London-retreatant Alain, who declined to give his surname, discovered Buddhism while growing up in France and was celebrating the final day of his two-week retreat at the Brynmawr Palpung Centre.

He spent his two weeks going on occasional jogs, meditating, studying Buddhist texts in an effort to “spend some time with himself.”

He explained: “As a retreatant you do everything at your own rhythm and if you encounter mechanisms you don’t understand you can receive advice from teachers here.

“If you don’t want to speak to anyone at all over the two weeks that is fine too and people from the centre will do your shopping for you — I feel very relaxed after my two weeks here.”

He added: “I like the fact that you’re not judged here and that people talk very easily about themselves and issues and this is something most people are not used to.

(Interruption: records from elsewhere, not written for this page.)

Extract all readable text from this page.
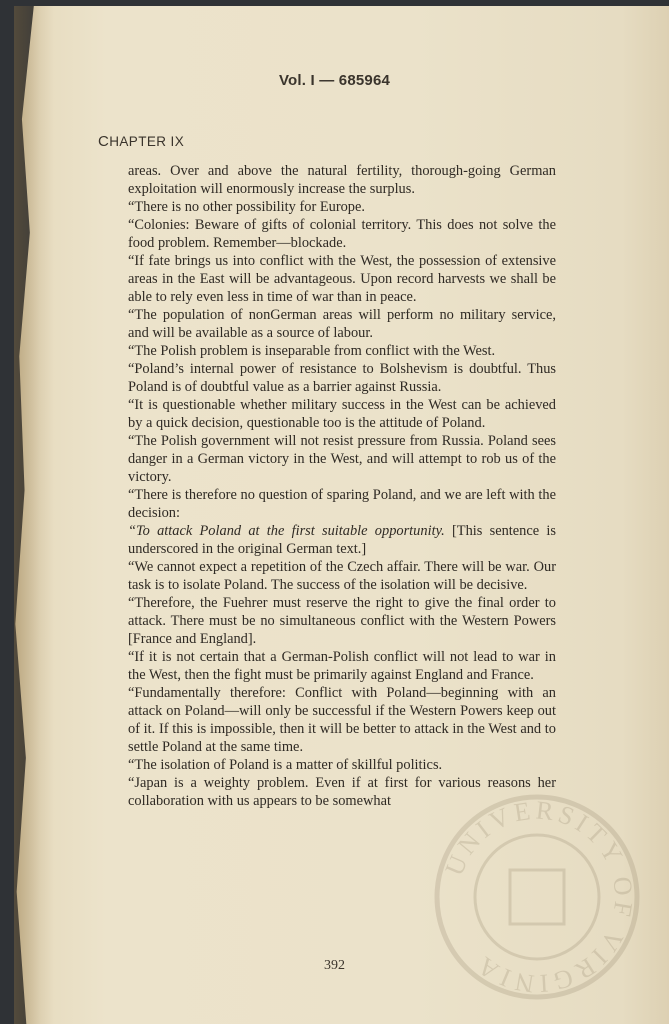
Vol. I — 685964
CHAPTER IX

areas. Over and above the natural fertility, thorough-going German exploitation will enormously increase the surplus.

“There is no other possibility for Europe.

“Colonies: Beware of gifts of colonial territory. This does not solve the food problem. Remember—blockade.

“If fate brings us into conflict with the West, the possession of extensive areas in the East will be advantageous. Upon record harvests we shall be able to rely even less in time of war than in peace.

“The population of nonGerman areas will perform no military service, and will be available as a source of labour.

“The Polish problem is inseparable from conflict with the West.

“Poland’s internal power of resistance to Bolshevism is doubtful. Thus Poland is of doubtful value as a barrier against Russia.

“It is questionable whether military success in the West can be achieved by a quick decision, questionable too is the attitude of Poland.

“The Polish government will not resist pressure from Russia. Poland sees danger in a German victory in the West, and will attempt to rob us of the victory.

“There is therefore no question of sparing Poland, and we are left with the decision:

“To attack Poland at the first suitable opportunity. [This sentence is underscored in the original German text.]

“We cannot expect a repetition of the Czech affair. There will be war. Our task is to isolate Poland. The success of the isolation will be decisive.

“Therefore, the Fuehrer must reserve the right to give the final order to attack. There must be no simultaneous conflict with the Western Powers [France and England].

“If it is not certain that a German-Polish conflict will not lead to war in the West, then the fight must be primarily against England and France.

“Fundamentally therefore: Conflict with Poland—beginning with an attack on Poland—will only be successful if the Western Powers keep out of it. If this is impossible, then it will be better to attack in the West and to settle Poland at the same time.

“The isolation of Poland is a matter of skillful politics.

“Japan is a weighty problem. Even if at first for various reasons her collaboration with us appears to be somewhat

392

“Because everyone is in the same boat working with themselves to be more stable and happier, people are also more authentic.

“I’m here now to make meditation part of my daily life because I need to — I have big decisions or big things to face when I go back to London and I need that support.”

This weekend, the Palpung Changchub Dargye Ling Centre will enter an Easter retreat of “calm abiding and insight meditation” and has a full schedule of events and speakers lined up for 2016.

For Choje Lama Rabsang, “awareness and beneficial acts” are at the heart of the centre’s teaching.

“This moment that we are in, accept it and be happy in it as everything changes every moment and there is no need to hold on to it,” he said.

“You don’t know what is going to happen in the future and that is why we feel pain and fear and the past will come back, your upset and anger will come back and it doesn’t help anything.

“This moment you have the opportunity to give love and be kind, compassionate, generous and patient.

“It is in this moment where we transform this moment into wisdom, pure mind and happiness.”